Salesforce.com and Amazon to join G-Cloud
Amazon and Salesforce.com are set to join the government's G-Cloud 2.0, according to the organisation's new director, Denise McDonagh
Amazon – which claims to be the world's largest web services company – and cloud platform vendor Salesforce.com are set to join the government's G-Cloud 2.0, according to the organisation's new programme director, Denise McDonagh, who takes over from Chris Chant at the end of the month.
The recruitment of the two big names is a boost for the G-Cloud, and will enable public-sector organisations to use the two companies' software and services on uniform terms and conditions. Both had turned down the opportunity to join up in February, when G-Cloud 1.0 launched, over concerns about their legal obligations under the terms of G-Cloud 1.0.
According to McDonagh, the organisation has had to reduce the number of terms and conditions – from hundreds of pages down to just 20 – and simplify the wording to attract new suppliers.
Since its launch in February, says McDonagh, just "20 or 30" services had been sold via Cloudstore, but the organisation is planning to hold several "buy camps" to persuade CIOs and others involved in IT procurement in the public sector to use cloud services.
The recruitment of Salesforce.com is significant, following stinging criticism from the company's CEO, Marc Benioff, in September last year.
"The UK government is way behind in this and way too much into virtualisation and the G-Cloud, which is basically just a big virtual machine that has not been executed well," he told ZDnet.
He added that he believed too much public-sector money was being wasted on datacentres with utilisation rates running in single-digit figures. The public sector could make huge savings by adopting cloud services, he suggested.

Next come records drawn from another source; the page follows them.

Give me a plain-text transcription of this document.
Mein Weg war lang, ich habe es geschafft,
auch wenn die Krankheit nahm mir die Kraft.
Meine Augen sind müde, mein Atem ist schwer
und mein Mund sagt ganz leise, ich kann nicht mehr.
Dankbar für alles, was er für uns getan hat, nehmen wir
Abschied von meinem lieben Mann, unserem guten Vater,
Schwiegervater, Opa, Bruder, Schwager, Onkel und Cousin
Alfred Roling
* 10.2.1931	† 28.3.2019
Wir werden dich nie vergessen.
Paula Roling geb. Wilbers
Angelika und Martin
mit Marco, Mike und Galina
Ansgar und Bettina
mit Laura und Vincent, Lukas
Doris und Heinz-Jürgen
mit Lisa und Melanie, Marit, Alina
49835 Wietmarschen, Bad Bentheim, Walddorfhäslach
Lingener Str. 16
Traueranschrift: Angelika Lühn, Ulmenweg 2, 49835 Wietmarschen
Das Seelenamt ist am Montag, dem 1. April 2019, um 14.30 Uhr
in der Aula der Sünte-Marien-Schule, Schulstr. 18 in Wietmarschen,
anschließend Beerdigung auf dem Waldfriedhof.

Both Amazon and Salesforce already provide hosting of US government data and applications. Amazon, for example, has a specialised Amazon Web Services offering for the US public sector, called AWS GovCloud, which was designed to comply with US data protection and other regulations. These include the International Traffic in Arms Regulations (ITAR), which dictate how defence-related data should be managed and stored. ITAR, for example, mandates that the data be accessible only by US persons.